Obama calls Livni


Barack Obama called Israel’s foreign minister to express support for Israel in the wake of the recent increase in violence.

The Democratic presidential front-runner initiated the call Tuesday to Tzipi Livni during her visit to Washington.

Obama, a U.S. senator from Illinois, addressed last week’s terrorist attack on a Jerusalem yeshiva, the intensification of rocket fire from the Gaza Strip, peace talks with Palestinian Authority President Mahmoud Abbas and the threat of a nuclear Iran.

A statement from his campaign said Obama “expressed condolences to the entire State of Israel for the attacks at Mercaz Harav yeshiva last week; underscored Israel’s right to defend itself, particularly against rocket attacks; outlined shared interest in ensuring Iran does not develop nuclear weapons and ended its support for terrorism; and expressed admiration and support for the ongoing commitment to negotiations with President Abbas.”

The Israeli Embassy in a statement confirmed the call and added that Livni linked Iran to the intensification of violence.

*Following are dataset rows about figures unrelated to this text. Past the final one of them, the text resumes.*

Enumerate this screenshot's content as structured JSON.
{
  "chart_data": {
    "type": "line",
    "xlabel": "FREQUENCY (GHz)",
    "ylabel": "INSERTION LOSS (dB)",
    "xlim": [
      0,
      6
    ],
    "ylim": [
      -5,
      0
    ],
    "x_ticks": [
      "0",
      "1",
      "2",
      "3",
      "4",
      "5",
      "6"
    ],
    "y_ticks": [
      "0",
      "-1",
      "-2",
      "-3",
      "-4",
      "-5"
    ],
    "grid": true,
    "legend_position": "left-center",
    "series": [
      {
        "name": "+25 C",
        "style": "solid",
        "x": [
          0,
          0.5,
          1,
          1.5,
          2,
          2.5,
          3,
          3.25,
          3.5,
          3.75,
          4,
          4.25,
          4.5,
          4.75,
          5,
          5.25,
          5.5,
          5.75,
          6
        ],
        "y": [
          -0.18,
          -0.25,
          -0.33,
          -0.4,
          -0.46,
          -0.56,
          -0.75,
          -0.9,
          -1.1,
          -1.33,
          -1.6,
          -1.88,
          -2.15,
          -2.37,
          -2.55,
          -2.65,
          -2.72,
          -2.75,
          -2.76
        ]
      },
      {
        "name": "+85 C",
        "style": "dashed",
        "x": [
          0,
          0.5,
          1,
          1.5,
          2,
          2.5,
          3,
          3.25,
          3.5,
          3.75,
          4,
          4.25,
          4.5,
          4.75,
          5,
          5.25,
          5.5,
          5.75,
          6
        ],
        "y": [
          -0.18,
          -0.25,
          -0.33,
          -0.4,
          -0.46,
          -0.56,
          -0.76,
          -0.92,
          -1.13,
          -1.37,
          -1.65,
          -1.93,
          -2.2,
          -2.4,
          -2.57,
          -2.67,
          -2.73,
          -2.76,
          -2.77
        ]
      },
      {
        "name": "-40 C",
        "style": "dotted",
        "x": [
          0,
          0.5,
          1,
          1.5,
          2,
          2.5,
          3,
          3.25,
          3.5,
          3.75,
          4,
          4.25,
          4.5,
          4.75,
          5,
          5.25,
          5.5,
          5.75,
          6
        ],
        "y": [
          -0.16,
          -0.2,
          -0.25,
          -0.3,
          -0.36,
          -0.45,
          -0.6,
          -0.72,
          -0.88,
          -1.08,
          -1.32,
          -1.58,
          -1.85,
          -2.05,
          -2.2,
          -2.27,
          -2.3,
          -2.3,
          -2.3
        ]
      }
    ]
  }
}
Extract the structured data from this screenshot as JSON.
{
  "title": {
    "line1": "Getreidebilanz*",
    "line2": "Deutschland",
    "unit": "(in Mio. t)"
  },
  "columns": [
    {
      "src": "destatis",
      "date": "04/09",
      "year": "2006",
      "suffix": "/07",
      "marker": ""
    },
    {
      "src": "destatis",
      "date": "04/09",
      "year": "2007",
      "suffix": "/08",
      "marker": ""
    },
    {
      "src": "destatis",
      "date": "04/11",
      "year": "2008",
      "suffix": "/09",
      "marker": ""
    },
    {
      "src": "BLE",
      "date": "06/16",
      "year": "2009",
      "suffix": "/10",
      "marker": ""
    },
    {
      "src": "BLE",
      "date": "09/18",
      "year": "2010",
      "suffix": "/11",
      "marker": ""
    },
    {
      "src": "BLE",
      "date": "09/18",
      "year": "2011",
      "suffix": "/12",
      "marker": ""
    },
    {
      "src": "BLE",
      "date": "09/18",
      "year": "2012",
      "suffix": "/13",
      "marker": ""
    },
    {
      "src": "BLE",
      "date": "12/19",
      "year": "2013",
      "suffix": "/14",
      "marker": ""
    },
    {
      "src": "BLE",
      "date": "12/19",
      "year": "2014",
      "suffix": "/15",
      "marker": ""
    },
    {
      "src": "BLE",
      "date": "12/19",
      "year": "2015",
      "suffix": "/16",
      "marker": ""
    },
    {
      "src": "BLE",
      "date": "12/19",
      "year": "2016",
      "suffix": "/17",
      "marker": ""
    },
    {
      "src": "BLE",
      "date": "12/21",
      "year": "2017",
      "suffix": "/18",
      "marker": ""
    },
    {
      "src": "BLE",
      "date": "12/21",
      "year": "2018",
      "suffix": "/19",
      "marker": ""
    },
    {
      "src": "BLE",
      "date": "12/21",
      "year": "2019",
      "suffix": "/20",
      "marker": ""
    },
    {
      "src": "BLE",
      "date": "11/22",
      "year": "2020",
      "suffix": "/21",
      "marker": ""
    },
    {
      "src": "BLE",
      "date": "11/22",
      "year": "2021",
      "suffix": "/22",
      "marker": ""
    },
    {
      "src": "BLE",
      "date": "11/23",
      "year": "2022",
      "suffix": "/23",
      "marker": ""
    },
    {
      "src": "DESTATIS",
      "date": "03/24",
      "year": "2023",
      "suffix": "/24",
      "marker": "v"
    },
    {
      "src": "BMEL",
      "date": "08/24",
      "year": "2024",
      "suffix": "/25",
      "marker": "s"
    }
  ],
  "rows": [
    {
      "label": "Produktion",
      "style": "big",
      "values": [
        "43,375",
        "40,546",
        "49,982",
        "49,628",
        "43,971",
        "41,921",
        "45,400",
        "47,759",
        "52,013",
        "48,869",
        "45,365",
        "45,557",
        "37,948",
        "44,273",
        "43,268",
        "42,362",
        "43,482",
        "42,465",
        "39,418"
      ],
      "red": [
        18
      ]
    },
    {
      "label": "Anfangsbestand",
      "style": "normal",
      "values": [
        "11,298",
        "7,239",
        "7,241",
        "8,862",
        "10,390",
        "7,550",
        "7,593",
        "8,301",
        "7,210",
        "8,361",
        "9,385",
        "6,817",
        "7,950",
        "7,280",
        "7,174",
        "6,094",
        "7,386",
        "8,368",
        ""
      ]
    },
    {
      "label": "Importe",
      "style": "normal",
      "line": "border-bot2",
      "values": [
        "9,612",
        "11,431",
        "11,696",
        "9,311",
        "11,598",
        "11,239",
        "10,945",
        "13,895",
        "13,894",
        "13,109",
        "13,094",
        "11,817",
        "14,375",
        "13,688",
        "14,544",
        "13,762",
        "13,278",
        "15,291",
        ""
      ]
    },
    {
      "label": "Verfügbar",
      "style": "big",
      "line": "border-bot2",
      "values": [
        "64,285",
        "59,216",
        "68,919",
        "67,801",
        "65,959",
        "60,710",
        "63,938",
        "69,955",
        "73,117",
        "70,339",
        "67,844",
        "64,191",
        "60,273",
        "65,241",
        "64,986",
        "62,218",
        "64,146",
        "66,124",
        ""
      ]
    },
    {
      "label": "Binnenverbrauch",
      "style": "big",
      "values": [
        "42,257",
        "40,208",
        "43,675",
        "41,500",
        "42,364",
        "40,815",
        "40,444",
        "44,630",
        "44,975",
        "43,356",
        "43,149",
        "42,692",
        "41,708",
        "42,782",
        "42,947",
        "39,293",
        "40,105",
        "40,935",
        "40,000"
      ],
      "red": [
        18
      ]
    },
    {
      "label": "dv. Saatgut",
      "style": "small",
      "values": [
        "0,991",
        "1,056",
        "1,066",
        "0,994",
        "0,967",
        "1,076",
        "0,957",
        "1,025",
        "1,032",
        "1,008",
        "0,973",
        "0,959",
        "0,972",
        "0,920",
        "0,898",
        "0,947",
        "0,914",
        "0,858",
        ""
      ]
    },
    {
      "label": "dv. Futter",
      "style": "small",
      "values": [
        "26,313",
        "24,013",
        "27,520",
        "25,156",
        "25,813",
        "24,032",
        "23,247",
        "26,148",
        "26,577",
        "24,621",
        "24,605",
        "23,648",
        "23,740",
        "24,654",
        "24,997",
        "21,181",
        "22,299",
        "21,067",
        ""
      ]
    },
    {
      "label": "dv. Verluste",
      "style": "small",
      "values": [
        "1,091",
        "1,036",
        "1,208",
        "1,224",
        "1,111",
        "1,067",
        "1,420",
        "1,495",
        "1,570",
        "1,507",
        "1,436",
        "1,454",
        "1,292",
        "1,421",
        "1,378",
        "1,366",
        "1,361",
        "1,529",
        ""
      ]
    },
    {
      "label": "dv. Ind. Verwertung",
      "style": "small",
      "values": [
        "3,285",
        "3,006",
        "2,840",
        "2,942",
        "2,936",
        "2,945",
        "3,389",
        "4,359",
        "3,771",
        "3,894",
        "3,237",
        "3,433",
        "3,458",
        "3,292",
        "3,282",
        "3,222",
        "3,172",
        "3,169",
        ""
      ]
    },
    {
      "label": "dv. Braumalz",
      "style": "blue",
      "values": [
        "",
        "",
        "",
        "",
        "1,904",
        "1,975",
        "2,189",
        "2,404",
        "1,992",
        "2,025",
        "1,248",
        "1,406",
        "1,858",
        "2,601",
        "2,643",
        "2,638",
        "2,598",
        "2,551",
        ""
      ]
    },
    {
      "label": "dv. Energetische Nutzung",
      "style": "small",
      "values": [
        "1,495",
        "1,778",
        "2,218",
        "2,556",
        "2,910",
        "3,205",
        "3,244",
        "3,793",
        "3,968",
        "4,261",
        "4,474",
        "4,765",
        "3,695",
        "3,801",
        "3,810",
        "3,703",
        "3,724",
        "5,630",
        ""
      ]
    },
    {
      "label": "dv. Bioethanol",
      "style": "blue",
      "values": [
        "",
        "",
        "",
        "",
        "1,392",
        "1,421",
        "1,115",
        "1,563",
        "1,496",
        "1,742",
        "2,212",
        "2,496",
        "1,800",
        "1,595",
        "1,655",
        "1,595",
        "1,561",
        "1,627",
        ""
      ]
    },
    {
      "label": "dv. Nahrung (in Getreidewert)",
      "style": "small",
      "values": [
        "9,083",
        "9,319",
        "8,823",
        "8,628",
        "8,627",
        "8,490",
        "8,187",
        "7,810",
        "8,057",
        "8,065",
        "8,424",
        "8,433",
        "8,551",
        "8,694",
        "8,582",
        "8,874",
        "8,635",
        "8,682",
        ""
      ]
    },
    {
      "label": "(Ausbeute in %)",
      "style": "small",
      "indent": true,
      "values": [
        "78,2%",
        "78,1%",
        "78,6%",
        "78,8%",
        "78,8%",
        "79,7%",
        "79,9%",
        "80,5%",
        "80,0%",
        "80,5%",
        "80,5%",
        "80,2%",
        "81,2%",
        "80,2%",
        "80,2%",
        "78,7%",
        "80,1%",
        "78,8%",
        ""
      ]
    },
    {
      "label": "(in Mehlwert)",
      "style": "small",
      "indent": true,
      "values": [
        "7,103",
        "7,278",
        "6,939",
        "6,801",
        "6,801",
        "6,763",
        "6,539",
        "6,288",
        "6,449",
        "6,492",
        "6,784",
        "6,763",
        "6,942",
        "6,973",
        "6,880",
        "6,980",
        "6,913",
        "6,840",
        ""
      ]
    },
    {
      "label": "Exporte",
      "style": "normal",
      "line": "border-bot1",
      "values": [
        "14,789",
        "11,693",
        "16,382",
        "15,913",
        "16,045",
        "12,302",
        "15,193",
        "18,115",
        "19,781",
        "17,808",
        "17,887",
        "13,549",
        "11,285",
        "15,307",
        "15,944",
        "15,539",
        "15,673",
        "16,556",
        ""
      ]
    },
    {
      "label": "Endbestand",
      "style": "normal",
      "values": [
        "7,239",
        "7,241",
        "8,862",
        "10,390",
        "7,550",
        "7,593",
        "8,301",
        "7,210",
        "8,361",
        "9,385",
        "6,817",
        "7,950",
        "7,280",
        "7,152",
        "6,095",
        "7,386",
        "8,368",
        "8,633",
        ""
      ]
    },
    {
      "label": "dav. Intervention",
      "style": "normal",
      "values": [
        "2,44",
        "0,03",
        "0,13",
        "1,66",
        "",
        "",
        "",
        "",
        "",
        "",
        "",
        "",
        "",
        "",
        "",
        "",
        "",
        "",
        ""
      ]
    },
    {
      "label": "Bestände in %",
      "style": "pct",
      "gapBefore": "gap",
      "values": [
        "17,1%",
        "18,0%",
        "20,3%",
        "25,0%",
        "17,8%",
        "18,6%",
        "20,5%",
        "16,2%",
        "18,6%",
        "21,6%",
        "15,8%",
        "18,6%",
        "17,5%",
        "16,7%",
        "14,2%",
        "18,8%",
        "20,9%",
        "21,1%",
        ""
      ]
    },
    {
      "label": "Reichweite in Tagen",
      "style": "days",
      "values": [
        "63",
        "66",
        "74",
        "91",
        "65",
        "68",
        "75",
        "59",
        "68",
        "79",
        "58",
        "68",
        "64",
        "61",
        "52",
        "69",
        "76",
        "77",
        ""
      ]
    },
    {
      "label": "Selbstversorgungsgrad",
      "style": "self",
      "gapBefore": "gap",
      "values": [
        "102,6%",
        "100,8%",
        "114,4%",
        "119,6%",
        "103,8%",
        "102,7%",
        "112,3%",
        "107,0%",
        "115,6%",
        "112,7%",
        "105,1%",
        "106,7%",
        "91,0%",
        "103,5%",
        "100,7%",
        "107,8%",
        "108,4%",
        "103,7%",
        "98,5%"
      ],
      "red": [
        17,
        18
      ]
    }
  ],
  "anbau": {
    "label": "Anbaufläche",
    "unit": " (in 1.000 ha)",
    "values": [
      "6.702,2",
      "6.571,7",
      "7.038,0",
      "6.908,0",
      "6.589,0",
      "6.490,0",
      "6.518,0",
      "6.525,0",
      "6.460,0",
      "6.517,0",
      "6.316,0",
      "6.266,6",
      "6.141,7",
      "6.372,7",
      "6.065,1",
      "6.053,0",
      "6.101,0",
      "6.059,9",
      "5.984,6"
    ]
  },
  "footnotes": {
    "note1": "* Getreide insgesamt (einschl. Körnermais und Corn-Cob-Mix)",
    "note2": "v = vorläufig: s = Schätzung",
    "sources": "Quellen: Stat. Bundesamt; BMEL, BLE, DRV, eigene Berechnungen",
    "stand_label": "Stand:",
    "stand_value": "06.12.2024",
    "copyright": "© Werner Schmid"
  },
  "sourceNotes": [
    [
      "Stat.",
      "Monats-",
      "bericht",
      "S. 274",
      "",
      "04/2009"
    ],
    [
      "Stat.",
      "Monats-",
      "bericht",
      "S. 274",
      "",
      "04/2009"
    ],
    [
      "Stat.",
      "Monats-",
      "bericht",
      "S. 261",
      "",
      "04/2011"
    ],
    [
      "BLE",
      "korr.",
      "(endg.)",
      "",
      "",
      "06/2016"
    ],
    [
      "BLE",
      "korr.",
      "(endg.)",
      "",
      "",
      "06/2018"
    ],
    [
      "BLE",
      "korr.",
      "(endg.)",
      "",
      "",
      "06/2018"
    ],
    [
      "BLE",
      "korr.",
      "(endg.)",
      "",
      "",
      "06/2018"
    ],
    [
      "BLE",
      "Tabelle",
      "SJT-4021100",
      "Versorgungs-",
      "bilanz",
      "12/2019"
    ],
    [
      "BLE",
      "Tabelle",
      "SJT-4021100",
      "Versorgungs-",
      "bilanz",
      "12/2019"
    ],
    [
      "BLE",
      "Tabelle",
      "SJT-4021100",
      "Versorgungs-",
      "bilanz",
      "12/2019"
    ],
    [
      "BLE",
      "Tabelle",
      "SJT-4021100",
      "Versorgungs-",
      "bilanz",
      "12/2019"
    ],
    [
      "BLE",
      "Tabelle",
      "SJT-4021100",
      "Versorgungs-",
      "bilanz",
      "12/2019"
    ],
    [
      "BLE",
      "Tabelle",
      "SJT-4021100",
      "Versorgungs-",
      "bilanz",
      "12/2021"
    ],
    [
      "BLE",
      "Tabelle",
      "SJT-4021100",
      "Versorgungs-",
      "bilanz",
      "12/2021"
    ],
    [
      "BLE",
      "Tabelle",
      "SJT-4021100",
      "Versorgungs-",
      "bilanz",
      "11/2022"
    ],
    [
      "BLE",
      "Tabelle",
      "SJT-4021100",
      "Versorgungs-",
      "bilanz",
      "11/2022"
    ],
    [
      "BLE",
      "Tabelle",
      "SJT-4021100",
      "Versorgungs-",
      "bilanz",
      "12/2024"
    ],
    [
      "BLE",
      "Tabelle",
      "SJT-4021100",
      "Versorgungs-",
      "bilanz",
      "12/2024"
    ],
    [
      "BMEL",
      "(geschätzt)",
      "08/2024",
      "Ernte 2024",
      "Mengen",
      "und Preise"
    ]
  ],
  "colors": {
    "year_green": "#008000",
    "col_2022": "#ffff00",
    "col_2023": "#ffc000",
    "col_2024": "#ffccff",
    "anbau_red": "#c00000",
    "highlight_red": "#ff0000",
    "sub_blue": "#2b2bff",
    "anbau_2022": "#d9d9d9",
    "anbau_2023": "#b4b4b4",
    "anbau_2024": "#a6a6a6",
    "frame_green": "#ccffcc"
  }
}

“In her comments, the foreign minister said that there is a direct connection between Middle Eastern terrorism and Iran,” the statement said. “Israel is pursuing a dual strategy: an effort to arrive at understandings in negotiations with moderates and, at the same time, acting against Hamas,” the terrorist group that controls Gaza.

Embassy officials said they were trying to reach the presidential campaigns of Sen. Hillary Rodham Clinton (D-N.Y.) and Sen. John McCain (R-Ariz.) for similar conversations.